Chlorine initiates the breakdown of ozone and combines with a freed oxygen to create two oxygen molecules. After each reaction, chlorine begins the destructive cycle again with another ozone molecule. One chlorine atom can thereby destroy thousands of ozone molecules. Because ozone molecules are being broken down they are unable to absorb any ultraviolet light so we experience more intense UV radiation at the earths surface. 

Ozone depleting substances (ODSs)

Substances which deplete the ozone layer and are widely used in refrigerators, airconditioners, fire extinguishers, in dry cleaning, as solvents for cleaning, electronic equipment and as agricultural fumigants.

The Montreal Protocol on Substances that Deplete the Ozone Layer - is an international treaty designed to protect the ozone layer by phasing out the production of numerous substances that are responsible for ozone depletion. Ozone depleting substances controlled by Montreal Protocol include:

Chlorofluorocarbons (CFCs) - used in refrigeration, air conditioning and heat pump systems
Halon - used historically as fire suppression agents and fire fighting
Carbon tetrachloride/ Tetrachloromethane (CCl4) - limited solvent use in laboratories and chemical and pharmaceutical industry
Methyl chloroform (CH3CCl3) - limited solvent use in laboratories and chemical and pharmaceutical industry
Hydrobromofluorocarbons (HBFCs) - historically used in fire suppression systems and fire fighting
Hydrochlorofluorocarbons (HCFCs) - used in refrigeration, air conditioning and heat pump systems
Methyl bromide (CH3Br) - historically used in fumigation, soil treatment, pest control, quarantine, market gardening
Bromochloromethane (CH2BrCl) - historically used in the manufacture of biocides.

The Ozone Hole

Refers to the reduced concentrations of ozone directly over the continent of Antarctica, that an enormous hole in the ozone layer had developed over the region (it had begun to develop in the mid 1970s)

Reasons :
As Antarctica is surrounded by water, winds over the continent blow in a unique clockwise direction creating a so called "polar vortex" that effectively contains a single static air mass over the continent. So, air over Antarctica does not mix with air in the rest of the earth's atmosphere. 
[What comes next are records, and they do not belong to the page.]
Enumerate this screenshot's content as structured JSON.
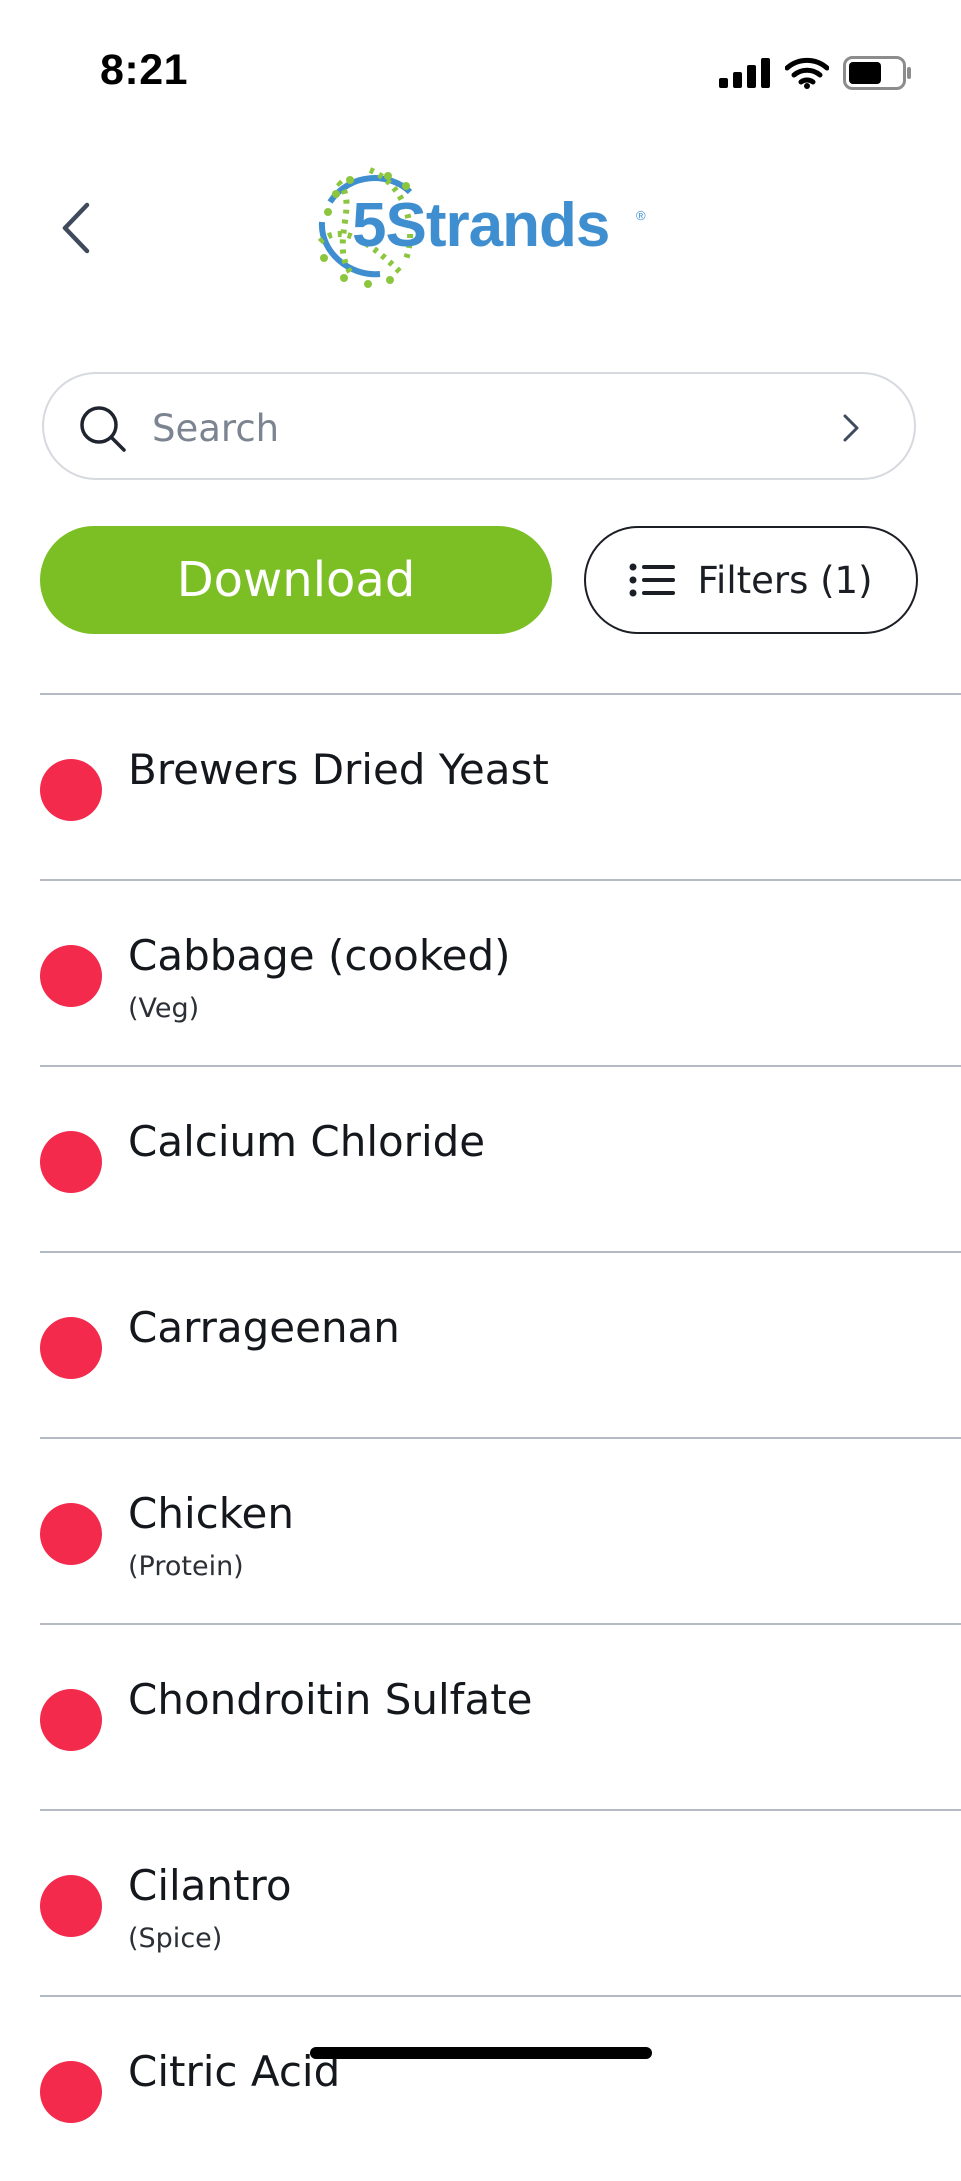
{
  "status_bar": {
    "time": "8:21"
  },
  "header": {
    "logo_text": "5Strands",
    "logo_mark": "®",
    "back_icon": "chevron-left-icon"
  },
  "search": {
    "placeholder": "Search",
    "value": ""
  },
  "actions": {
    "download_label": "Download",
    "filters_label": "Filters (1)"
  },
  "colors": {
    "accent_green": "#7cbf25",
    "status_red": "#f42a4d",
    "logo_blue": "#3f8fd0"
  },
  "items": [
    {
      "name": "Brewers Dried Yeast",
      "category": ""
    },
    {
      "name": "Cabbage (cooked)",
      "category": "(Veg)"
    },
    {
      "name": "Calcium Chloride",
      "category": ""
    },
    {
      "name": "Carrageenan",
      "category": ""
    },
    {
      "name": "Chicken",
      "category": "(Protein)"
    },
    {
      "name": "Chondroitin Sulfate",
      "category": ""
    },
    {
      "name": "Cilantro",
      "category": "(Spice)"
    },
    {
      "name": "Citric Acid",
      "category": ""
    }
  ]
}
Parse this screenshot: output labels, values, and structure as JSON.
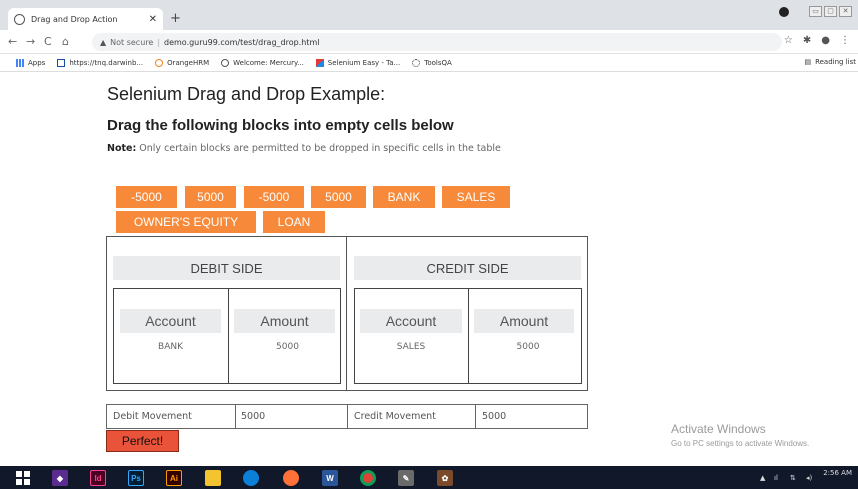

Antarctica has the coldest winter temperatures on earth. These chilling temperatures result in the formation of polar stratospheric clouds (PSCs) which are a conglomeration of frozen H2O and HNO3. PSCs form an electrostatic attraction with CFC molecules and other halogenated compounds

During spring, the PSCs melt in the stratosphere and release all of the halogenated compounds that were previously absorbed. In the antarctic summer, high energy photons are able to photolyze the halogenated compounds, freeing halogen radicals that then catalytically destroy O3. As Antarctica is constantly surrounded by a polar vortex, radical halogens are not able to be diluted over the entire globe. The ozone hole develops as result of this process.

In years with a strong polar vortex, the ozone hole is seen to expand in diameter, whereas in years with a weaker polar vortex, the ozone hole is noted to shrink.

Low level ozone / tropospheric ozone

It is an atmospheric pollutant, formed by the reaction of sunlight on air containing hydrocarbons and nitrogen oxides. Ozone reacts directly with some hydrocarbons and thus begins their removal from the air, but the products are key components of smog.

Ozone photolysis by UV light leads to production of the hydroxyl radical HO•, which plays a part in the removal of hydrocarbons from the air, but is also the first step in the creation of components of smog such asperoxyacyl nitrates, which can be powerful eye irritants.

Ozone acts as a greenhouse gas, absorbing some of the infrared energy emitted by the earth
There is evidence of significant reduction in agricultural yields because of increased ground-level ozone and pollution which interferes with photosynthesis and stunts overall growth of some plant species.

The atmospheric lifetime of tropospheric ozone is about 22 days.